Well, everyone assumes this. But I’ve had people comment that their affair was definitely not about sex, just like this husband. Many of them say that the affair was more about excitement, emotional attachment and support, and having someone who seems to appreciate them without expectations.

For example, a husband might say, “When people see the other woman, they always assume she was only in it for the sex. She wasn’t. I won’t say we didn’t have sex because we did.” But that was never the draw for me. I’ve been friends with the other woman for a long time. I made some bad investments that meant I had to cut back on expenses. This caused my wife to treat me differently. She was always angry and was always making sarcastic comments about me. The other woman is not like that. She is happy to just go to lunch and talk. She doesn’t expect me to buy her things and she doesn’t want to be waited on.

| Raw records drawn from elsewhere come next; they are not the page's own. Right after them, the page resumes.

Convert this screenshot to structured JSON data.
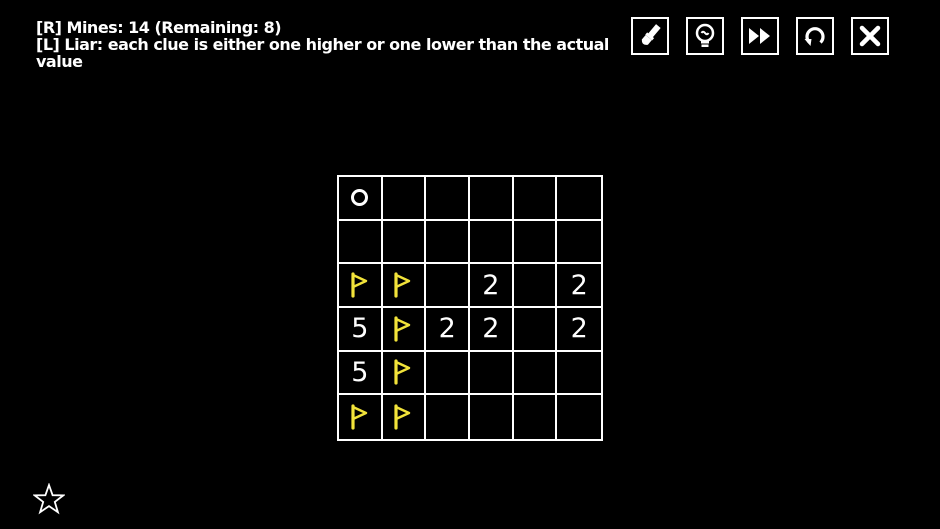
{
  "rules": {
    "line1": "[R] Mines: 14 (Remaining: 8)",
    "line2": "[L] Liar: each clue is either one higher or one lower than the actual value"
  },
  "toolbar": [
    {
      "name": "brush-button",
      "icon": "paintbrush-icon"
    },
    {
      "name": "hint-button",
      "icon": "lightbulb-icon"
    },
    {
      "name": "skip-button",
      "icon": "fast-forward-icon"
    },
    {
      "name": "restart-button",
      "icon": "refresh-icon"
    },
    {
      "name": "close-button",
      "icon": "close-icon"
    }
  ],
  "board": {
    "rows": 6,
    "cols": 6,
    "cells": [
      [
        "circle",
        "",
        "",
        "",
        "",
        ""
      ],
      [
        "",
        "",
        "",
        "",
        "",
        ""
      ],
      [
        "flag",
        "flag",
        "",
        "2",
        "",
        "2"
      ],
      [
        "5",
        "flag",
        "2",
        "2",
        "",
        "2"
      ],
      [
        "5",
        "flag",
        "",
        "",
        "",
        ""
      ],
      [
        "flag",
        "flag",
        "",
        "",
        "",
        ""
      ]
    ]
  },
  "colors": {
    "background": "#000000",
    "grid": "#ffffff",
    "flag": "#f2e33a",
    "text": "#ffffff"
  },
  "footer": {
    "icon": "star-icon"
  }
}
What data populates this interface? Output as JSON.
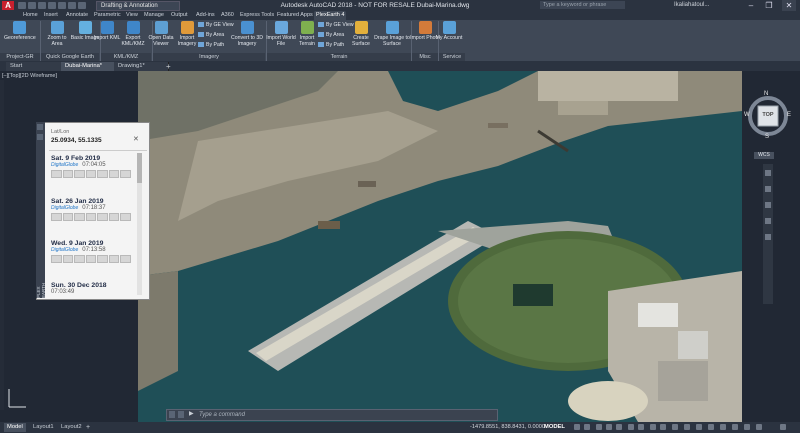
{
  "window": {
    "app_logo": "A",
    "workspace": "Drafting & Annotation",
    "title": "Autodesk AutoCAD 2018 - NOT FOR RESALE    Dubai-Marina.dwg",
    "search_placeholder": "Type a keyword or phrase",
    "user": "Ikaliahatoul...",
    "minimize": "–",
    "restore": "❐",
    "close": "✕"
  },
  "ribbon_tabs": [
    "Home",
    "Insert",
    "Annotate",
    "Parametric",
    "View",
    "Manage",
    "Output",
    "Add-ins",
    "A360",
    "Express Tools",
    "Featured Apps",
    "PlexEarth 4"
  ],
  "active_tab_index": 11,
  "ribbon": {
    "project_gr": {
      "geo_reference": "Georeference",
      "panel": "Project-GR"
    },
    "quick_google_earth": {
      "zoom_to_area": "Zoom to Area",
      "basic_image": "Basic Image",
      "panel": "Quick Google Earth"
    },
    "kml_kmz": {
      "import_kml": "Import KML",
      "export_kml": "Export KML/KMZ",
      "panel": "KML/KMZ"
    },
    "imagery": {
      "open_data_viewer": "Open Data Viewer",
      "import_imagery": "Import Imagery",
      "by_ge_view": "By GE View",
      "by_area": "By Area",
      "by_path": "By Path",
      "convert_3d": "Convert to 3D Imagery",
      "panel": "Imagery"
    },
    "terrain": {
      "import_world_file": "Import World File",
      "import_terrain": "Import Terrain",
      "by_ge_view": "By GE View",
      "by_area": "By Area",
      "by_path": "By Path",
      "create_surface": "Create Surface",
      "drape_image": "Drape Image to Surface",
      "panel": "Terrain"
    },
    "misc": {
      "import_photo": "Import Photo",
      "panel": "Misc"
    },
    "service": {
      "my_account": "My Account",
      "panel": "Service"
    }
  },
  "file_tabs": [
    "Start",
    "Dubai-Marina*",
    "Drawing1*"
  ],
  "active_file_tab": 1,
  "viewport_label": "[–][Top][2D Wireframe]",
  "plugin": {
    "header_label": "Lat/Lon",
    "coordinates": "25.0934, 55.1335",
    "close": "✕",
    "vertical_label": "PLEX EARTH",
    "entries": [
      {
        "date": "Sat. 9 Feb 2019",
        "time": "07:04:05",
        "provider": "DigitalGlobe"
      },
      {
        "date": "Sat. 26 Jan 2019",
        "time": "07:18:37",
        "provider": "DigitalGlobe"
      },
      {
        "date": "Wed. 9 Jan 2019",
        "time": "07:13:58",
        "provider": "DigitalGlobe"
      },
      {
        "date": "Sun. 30 Dec 2018",
        "time": "07:03:49",
        "provider": ""
      }
    ]
  },
  "viewcube": {
    "top": "TOP",
    "north": "N",
    "south": "S",
    "east": "E",
    "west": "W",
    "wcs": "WCS"
  },
  "command": {
    "prompt": "Type a command"
  },
  "status": {
    "layout_tabs": [
      "Model",
      "Layout1",
      "Layout2"
    ],
    "active_layout": 0,
    "coordinates": "-1479.8551, 838.8431, 0.0000",
    "model": "MODEL"
  },
  "colors": {
    "accent": "#c8202e",
    "ribbon": "#3f4856",
    "water": "#1f4f57",
    "land": "#8f8a7a"
  }
}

She is happy only with me. This is a huge relief when compared to my wife’s expectations.”

I hear these kinds of comments a lot. And I hear them from people who don’t have to lie to me. I don’t know their spouses, so I can’t speak highly of them. They just want to take their feelings out on someone, which is often the reason they had an affair in the first place.

And I’m not saying that this justifies them. There are no excuses. But I think adventures based on emotions are just as dangerous, if not more so, than adventures based on sex. Any time your spouse gets someone else to meet your marital needs, that’s a problem.

But many therapists and professions will tell you that an affair is much more than sex. I am not a professional, but I certainly believe this. Sex is just one aspect of the relationship, but it’s certainly not the only aspect.

Many people cannot believe that a man would risk his marriage or his family for bad sex. The point is that sex is not your reward. Your reward is satisfying your emotional needs. His reward is the fact that the other woman does not make him feel pressured. She makes him feel relevant again.

Now, is this the reality? Definitely not. If the affair continues, the other woman is likely to develop expectations over time. People love to think that their partner wants nothing from them or has no expectations or demands. But it is unrealistic to expect that things will always be this way. The more serious and lasting the relationship, the more expectations there will be.

And then this happens, the husband will often lose interest because he can meet expectations at home without much trouble.

Of course, the original question was about sex, so let’s get back to that. Lots of people will tell you that adventure sex is wonderful and some of them really believe it. But most people will tell you that sex with the same person over time (such as your spouse) is also good sex because that person knows you. They know what you like and what you don’t like. It is likely that you have adjusted your physical connection for the long term.

The person involved cannot say this. The relationship is often just beginning. Sure, there’s a bit of novelty, but even that wears off quickly. Sometimes sex starts off being perceived as good or even great, but once it’s gone, it’s nothing special.

I can’t tell you or guess how the sex with your husband and the other woman went. But I can tell you that not everyone says loving sex was always good. Many will tell you that it was nothing special, but that was fine with them because intercourse was not the draw. The way the other person managed to make them feel was the draw. Or the relief they felt from some stressor or flaw was the appeal.